Sunday Times

Investec split carries hefty price tag

- By TJ STRYDOM

● Investec’s plans to separate from its asset management division, and Britain’s decision to divorce the EU, will weigh on the results of the private bank this half-year.

Headline EPS are expected to be between 15% and 18% lower in the five months to endAugust than in the correspond­ing period last year, Investec said in a statement on Friday.

Investec announced a year ago that is was spinning out its asset management business in a bid to unlock value and to position the division to attract better talent and accelerate its growth.

“The proposed demerger and separate listing of Investec Asset Management is on track,” Investec said.

After a strategic review earlier in 2018, the company found that its specialist banking and wealth and investment operations fit together well but do not have as many lucrative linkages with the asset management business.

But the split carries a price tag. Pretax earnings will be affected by £42m (about R784m) due to costs related to the demerger and other restructur­ing expenses, the company said.

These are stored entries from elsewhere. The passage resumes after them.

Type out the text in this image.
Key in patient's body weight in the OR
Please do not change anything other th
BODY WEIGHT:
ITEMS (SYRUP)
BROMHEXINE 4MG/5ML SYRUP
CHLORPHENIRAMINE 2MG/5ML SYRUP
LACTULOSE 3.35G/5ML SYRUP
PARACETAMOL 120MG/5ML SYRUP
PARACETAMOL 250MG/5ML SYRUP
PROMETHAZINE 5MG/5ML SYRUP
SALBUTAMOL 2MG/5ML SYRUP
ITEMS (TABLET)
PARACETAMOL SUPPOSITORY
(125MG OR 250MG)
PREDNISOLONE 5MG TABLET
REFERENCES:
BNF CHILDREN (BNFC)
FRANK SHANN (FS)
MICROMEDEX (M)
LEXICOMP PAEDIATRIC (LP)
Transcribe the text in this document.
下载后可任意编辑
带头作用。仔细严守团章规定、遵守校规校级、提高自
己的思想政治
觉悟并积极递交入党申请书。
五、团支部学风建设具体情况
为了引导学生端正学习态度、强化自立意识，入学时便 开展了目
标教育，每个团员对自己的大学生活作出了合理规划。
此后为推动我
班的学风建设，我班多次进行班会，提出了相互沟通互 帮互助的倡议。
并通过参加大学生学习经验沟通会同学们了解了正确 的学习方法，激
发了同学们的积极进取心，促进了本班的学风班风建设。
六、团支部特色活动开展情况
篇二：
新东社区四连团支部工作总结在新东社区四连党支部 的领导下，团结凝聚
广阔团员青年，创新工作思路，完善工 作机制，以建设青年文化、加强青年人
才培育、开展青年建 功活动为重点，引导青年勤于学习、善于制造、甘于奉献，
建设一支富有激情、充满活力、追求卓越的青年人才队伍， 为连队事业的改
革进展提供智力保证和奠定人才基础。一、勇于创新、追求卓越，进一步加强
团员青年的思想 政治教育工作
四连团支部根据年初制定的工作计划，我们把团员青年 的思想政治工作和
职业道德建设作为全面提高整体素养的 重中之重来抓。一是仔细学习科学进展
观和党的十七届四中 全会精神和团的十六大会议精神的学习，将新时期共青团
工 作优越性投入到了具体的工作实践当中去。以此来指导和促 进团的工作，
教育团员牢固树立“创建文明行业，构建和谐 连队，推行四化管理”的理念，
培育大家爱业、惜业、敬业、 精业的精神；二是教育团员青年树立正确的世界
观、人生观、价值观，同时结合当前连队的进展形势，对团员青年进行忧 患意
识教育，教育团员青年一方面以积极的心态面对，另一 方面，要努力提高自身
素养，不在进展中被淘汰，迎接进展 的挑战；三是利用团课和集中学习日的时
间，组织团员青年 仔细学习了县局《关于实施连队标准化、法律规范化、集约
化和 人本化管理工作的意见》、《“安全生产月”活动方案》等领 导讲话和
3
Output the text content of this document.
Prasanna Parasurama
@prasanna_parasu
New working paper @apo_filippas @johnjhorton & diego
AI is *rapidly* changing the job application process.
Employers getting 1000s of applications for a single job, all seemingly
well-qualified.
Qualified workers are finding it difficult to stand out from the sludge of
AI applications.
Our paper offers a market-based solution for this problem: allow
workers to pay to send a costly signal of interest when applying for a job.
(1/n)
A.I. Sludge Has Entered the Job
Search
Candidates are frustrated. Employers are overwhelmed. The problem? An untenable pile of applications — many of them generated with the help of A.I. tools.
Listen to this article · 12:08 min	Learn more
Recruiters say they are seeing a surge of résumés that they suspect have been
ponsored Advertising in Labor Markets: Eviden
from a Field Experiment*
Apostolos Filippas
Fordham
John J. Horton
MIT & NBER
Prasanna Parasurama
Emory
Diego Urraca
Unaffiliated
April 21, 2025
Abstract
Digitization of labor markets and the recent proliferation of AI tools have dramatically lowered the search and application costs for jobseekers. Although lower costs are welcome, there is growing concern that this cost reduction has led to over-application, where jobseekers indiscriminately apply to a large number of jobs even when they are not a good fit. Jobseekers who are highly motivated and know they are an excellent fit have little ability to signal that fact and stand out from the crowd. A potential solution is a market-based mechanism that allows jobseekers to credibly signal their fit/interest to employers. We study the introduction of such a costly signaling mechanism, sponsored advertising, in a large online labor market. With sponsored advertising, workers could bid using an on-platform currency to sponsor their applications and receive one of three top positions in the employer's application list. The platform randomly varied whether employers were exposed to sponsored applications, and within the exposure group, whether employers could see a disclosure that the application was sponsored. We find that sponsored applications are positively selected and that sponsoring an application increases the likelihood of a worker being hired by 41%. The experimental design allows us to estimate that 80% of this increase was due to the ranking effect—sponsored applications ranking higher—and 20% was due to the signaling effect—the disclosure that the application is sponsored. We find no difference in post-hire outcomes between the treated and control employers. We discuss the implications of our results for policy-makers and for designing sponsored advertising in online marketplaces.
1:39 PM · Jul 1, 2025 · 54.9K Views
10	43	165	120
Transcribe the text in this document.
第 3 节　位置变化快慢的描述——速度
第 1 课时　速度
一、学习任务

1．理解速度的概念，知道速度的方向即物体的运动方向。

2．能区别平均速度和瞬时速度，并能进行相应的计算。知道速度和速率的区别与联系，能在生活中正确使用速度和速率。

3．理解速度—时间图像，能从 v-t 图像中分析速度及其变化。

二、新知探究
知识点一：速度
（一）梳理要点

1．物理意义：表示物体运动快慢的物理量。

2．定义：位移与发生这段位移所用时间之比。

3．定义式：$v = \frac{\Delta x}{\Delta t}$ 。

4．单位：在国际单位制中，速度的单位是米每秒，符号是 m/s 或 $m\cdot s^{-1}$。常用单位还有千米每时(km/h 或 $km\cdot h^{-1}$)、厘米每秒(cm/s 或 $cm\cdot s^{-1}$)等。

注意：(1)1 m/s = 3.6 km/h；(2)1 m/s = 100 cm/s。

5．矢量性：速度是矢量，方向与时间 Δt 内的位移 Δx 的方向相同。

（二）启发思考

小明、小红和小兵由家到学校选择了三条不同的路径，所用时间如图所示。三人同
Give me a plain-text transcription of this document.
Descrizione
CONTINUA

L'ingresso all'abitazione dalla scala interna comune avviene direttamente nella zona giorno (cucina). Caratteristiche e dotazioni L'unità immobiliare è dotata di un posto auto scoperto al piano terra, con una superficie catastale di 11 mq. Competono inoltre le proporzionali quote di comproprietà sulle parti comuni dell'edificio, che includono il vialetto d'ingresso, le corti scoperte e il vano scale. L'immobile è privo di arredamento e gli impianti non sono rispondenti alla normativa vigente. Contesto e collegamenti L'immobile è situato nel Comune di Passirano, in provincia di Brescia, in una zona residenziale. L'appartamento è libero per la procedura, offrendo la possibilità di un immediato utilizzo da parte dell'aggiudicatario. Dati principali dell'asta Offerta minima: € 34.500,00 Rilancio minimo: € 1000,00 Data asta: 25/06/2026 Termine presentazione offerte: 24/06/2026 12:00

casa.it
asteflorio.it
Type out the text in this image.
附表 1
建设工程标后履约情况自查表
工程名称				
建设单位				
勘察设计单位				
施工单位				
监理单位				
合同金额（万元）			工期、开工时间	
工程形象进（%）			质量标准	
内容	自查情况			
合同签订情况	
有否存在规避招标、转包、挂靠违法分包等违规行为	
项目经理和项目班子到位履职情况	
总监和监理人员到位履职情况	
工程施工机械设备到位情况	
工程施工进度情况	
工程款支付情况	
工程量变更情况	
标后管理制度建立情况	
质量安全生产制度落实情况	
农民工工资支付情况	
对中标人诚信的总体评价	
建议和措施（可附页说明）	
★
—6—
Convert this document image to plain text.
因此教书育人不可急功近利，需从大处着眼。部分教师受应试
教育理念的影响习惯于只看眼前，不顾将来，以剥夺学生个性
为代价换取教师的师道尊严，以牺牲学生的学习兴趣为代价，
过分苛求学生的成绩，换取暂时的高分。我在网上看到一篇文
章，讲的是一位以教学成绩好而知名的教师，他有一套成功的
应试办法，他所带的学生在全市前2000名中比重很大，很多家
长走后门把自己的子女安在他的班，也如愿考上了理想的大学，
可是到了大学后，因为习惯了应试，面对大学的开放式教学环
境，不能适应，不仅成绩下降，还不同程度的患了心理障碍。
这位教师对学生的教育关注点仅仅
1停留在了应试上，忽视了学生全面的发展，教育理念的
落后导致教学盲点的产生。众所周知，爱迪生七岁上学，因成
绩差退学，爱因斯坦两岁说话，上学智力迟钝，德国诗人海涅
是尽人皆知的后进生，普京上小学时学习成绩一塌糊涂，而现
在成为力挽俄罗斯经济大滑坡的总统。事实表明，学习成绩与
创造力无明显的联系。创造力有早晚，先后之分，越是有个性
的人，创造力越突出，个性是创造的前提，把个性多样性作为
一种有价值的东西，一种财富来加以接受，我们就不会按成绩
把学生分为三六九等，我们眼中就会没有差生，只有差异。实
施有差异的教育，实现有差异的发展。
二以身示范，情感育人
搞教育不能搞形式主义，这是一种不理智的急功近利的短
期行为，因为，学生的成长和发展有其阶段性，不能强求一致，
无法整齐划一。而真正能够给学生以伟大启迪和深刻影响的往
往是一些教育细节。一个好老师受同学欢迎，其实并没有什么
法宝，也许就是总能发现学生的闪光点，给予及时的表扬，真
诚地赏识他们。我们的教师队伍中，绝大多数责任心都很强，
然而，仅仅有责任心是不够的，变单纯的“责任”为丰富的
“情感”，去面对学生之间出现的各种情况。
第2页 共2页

This compared to a £22m drag the prior year.

Last month Investec cleared all the regulatory requiremen­ts for the split from its asset management business.

Apparently, Investec will retain custody of the zebra on its logo.

This amount includes the cost of restructur­ing Investec’s Irish operations, as Ireland will remain in the EU when the UK exits.

“Interest income has been impacted by the additional liquidity required to pre-fund the exit of Irish deposits as a result of Brexit.” The exit, possibly without a customs union deal with the EU, is expected by the end of October, but nothing is set in stone. And it has had an effect on Investec’s bread-andbutter business in the UK.

“Market variabilit­y and persistent uncertaint­y relating to Brexit and global trade wars has negatively impacted investment banking fees and trading income,” the company said.